I return to via Appia, with you and it is evening. In you Fiat Punto we are listening to Metri by Ø, aka Mika Vainio, I think I wrote about this record sometime. Then we park and we walk along the stone-paved street from twilight into night, listening to noises sifted from the sheltered villas. A knot of voices, smells, slivers of light. All the buildings, pines and stones narrated by the daylight have crumbled down into a storyless black. Across the metal bars of gates and the tall brick walls the night is here again. A low hum propagates, made of the same substance of the heat. Our blinded eyes and our deafened ears hope to see a new vision and chase a new melody. I follow the train of my thoughts once more, and the visions of those trains along the tracks down South, to a small town where one of us was born, it has one of the few preserved mythraeums in Italy.

I returned to via Appia this morning, and I was lonely. Arthur Conan Doyle set one of his Tales of Terror just around here, The New Catacomb. The great Aqueduct of old Rome lay like a monstrous caterpillar across the moonlit landscape, he wrote. This evening the great aqueduct of old Rome in the moonlight doesn’t look much like a monster, but as a tamed force. I think again of your tamed silences, the long glances, and your restless longing for a space you will never allow anyone to circumscribe. I’m not sure if it is afternoon or early evening, but I know it was night when you first told me of this sense of waiting and longing. You are the imminence of a storm of ice, you smell of hunt and blood. You dark eyes, every day you lose some glow and gain some shade. Out of pure will you commanded your heart to be irregular as nothing ever in your life is regular: not the friends, not the hours, not your lovers or the lives you go through. Everything in your space deformed. Now a summer breeze moves through those pine trees, smells of sea salt and resin and cooking and smoke. Tomorrow it’s another go, another lap. You crawl.

I walk back, alone and toward home. I enter the Basilica dei Santi Quattro Coronati and listen to the enclosed nuns as they sing the Vespers. Even the stones are drenched in the void of this confinement. Spargens sonum, what is this voice whispering muddled tunes into my ears?

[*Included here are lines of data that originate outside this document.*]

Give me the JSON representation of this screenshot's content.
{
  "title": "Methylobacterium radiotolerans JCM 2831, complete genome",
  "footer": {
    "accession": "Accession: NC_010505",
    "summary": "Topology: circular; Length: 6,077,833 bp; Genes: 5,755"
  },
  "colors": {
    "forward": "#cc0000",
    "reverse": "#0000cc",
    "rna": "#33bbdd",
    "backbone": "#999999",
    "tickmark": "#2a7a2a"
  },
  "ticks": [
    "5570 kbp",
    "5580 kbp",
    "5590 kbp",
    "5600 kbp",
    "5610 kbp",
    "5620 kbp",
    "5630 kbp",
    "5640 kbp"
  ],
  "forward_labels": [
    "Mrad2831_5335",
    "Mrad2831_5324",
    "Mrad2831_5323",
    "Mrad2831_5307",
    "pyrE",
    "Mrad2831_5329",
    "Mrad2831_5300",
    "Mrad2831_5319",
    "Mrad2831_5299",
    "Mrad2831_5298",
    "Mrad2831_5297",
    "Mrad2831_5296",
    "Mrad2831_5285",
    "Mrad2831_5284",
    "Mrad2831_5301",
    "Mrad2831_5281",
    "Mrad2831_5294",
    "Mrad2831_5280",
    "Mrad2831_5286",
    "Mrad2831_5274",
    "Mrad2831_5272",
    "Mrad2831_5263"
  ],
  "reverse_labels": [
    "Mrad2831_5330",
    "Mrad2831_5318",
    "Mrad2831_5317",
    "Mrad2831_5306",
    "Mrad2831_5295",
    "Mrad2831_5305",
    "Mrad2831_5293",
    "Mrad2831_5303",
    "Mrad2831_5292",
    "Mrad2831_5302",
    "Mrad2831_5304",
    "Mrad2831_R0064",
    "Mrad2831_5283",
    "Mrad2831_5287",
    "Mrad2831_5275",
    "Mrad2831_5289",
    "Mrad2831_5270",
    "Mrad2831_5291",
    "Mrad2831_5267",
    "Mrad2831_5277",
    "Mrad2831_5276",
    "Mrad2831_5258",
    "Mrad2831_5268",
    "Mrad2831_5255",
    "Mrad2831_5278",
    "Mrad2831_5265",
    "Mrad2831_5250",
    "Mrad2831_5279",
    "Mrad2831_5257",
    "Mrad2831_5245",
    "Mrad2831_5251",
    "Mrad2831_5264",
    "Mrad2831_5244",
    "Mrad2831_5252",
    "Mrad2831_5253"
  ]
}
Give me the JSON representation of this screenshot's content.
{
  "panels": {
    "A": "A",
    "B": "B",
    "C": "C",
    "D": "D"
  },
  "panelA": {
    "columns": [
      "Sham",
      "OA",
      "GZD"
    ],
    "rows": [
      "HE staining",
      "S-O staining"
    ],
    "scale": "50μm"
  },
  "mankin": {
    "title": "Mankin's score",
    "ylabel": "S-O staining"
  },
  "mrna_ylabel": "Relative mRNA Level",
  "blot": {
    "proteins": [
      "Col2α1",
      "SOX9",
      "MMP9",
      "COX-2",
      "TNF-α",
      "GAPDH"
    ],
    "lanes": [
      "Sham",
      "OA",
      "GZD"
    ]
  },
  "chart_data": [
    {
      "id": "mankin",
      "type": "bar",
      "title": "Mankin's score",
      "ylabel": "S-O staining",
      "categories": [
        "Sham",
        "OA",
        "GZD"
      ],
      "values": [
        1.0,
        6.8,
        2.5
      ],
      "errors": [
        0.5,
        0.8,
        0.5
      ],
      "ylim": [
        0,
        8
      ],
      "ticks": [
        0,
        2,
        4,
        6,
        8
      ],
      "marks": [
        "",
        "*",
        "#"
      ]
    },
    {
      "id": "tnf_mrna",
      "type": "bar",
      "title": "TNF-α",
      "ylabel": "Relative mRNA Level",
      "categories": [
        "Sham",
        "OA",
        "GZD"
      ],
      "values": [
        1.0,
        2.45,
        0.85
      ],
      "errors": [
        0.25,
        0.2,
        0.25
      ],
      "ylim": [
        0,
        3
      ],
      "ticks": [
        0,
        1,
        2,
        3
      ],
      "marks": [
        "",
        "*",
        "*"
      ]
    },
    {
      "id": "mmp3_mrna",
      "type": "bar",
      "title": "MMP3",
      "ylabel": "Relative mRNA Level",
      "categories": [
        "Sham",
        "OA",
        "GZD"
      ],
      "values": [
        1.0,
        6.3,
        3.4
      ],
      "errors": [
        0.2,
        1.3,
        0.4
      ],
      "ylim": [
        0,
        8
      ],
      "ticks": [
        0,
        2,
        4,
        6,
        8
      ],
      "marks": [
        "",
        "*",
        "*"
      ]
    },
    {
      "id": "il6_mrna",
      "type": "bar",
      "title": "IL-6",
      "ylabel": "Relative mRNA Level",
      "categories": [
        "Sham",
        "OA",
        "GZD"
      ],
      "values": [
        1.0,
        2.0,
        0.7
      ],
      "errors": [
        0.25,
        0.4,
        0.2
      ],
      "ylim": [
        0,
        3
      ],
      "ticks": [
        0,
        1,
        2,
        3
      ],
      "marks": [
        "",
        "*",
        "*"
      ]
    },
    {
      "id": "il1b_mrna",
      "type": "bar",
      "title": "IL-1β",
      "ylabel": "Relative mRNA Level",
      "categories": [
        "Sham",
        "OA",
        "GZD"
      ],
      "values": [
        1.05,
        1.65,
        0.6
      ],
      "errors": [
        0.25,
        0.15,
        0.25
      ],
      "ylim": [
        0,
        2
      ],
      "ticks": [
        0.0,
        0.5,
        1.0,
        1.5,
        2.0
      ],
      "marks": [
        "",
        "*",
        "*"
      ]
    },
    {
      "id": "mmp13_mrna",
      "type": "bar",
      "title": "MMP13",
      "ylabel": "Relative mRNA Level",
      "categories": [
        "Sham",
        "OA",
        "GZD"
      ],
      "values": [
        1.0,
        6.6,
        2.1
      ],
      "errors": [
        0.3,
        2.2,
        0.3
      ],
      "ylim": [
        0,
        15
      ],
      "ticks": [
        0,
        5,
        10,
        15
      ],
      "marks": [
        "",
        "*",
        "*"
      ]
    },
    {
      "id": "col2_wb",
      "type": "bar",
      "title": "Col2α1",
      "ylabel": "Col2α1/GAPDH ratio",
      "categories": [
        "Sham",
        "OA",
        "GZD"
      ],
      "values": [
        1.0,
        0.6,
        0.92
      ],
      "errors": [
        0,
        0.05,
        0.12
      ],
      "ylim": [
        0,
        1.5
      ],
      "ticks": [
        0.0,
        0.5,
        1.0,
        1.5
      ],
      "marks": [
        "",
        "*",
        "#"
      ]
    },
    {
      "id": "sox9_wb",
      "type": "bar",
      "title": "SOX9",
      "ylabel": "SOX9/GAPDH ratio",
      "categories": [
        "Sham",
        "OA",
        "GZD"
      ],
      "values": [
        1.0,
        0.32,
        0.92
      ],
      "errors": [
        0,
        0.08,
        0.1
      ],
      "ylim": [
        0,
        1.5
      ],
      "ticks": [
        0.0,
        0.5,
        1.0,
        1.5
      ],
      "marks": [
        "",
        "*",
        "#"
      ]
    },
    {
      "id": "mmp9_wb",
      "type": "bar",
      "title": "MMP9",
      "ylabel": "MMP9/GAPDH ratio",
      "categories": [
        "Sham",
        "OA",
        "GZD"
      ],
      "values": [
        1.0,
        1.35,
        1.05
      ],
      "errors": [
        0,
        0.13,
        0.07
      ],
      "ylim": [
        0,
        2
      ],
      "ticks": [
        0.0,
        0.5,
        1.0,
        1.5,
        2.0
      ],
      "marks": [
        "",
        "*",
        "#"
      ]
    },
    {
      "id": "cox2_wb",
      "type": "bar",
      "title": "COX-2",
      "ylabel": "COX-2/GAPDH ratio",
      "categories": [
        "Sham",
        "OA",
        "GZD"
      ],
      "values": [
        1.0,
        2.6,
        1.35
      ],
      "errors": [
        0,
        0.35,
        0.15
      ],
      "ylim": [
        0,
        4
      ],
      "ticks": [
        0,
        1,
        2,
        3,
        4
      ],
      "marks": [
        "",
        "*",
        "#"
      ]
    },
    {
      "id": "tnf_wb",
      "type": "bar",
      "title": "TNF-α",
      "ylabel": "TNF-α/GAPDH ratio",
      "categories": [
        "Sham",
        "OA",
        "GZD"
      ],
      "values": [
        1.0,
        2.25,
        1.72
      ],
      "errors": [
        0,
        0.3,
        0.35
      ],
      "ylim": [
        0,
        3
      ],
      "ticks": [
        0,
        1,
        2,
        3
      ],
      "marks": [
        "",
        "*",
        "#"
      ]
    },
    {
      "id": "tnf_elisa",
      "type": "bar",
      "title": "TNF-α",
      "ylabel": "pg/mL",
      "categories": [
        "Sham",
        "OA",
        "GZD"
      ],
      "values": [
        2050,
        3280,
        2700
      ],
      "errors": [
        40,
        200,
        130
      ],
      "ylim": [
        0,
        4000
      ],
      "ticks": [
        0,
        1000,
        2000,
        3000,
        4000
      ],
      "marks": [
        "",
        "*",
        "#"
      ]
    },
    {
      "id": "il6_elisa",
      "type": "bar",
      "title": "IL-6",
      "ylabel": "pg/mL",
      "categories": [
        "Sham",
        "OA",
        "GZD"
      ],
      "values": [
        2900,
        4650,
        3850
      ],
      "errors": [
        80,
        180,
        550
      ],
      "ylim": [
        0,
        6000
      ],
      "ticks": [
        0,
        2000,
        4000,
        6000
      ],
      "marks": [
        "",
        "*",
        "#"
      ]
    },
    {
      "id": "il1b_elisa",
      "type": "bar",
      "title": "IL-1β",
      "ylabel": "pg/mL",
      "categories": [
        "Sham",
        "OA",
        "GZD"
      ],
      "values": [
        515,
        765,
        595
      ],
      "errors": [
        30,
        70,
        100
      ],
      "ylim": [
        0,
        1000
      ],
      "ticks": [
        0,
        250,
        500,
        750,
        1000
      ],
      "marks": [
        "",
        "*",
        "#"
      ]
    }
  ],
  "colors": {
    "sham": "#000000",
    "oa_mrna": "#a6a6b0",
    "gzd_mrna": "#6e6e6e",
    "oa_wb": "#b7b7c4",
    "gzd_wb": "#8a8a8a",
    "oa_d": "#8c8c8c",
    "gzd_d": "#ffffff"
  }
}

This morning I returned to via Appia, and to those Roman aqueduct arches and the mellow suburban countryside, following the steps of Rainer Maria Rilke, Nathaniel Hawthorne, Herman Melville. I was on their traces along the old Roman road, and as I walked I engaged with all of them in a series of fictitious interviews.

I would ask Rilke of the void he saw in this sky while he walked along these same stones, while these same stones breathed into his verse another type of void, another type of voice. I would ask him of how lieber rhymes with Fieber. I would try to anticipate the answer.

I would ask Melville of the solitude and silence he felt around these Roman walls, in March 1857. Then he felt lost; this morning he was a reminder. To engage in an imaginary interview with Melville was like picturing Time in front of me: the Time of words when they take time to resound or seep through the mind, the Time of thoughts as they take shape into words, the Time of actions kept forever inside words. Everything seemed gathered, concluded; it now opens up again and draws a new horizon. It all has to be part of some other yet uncovered landscape.

I would ask Hawthorne of an entry in his diary, 23 October 1858. What now impresses me is the languor of Rome – its nastiness – its weary pavements – its little life pressed down by a weight of death.

Did you know this weight is even heavier today?

Between these unspoken interviews, loaded with memories and echoes, and filigrees of sounds recalled from reading, I did not feel any loss in the absence of my interlocutors. Maybe I just wanted to be in that silence, in the time of a recordare. To record, to recollect.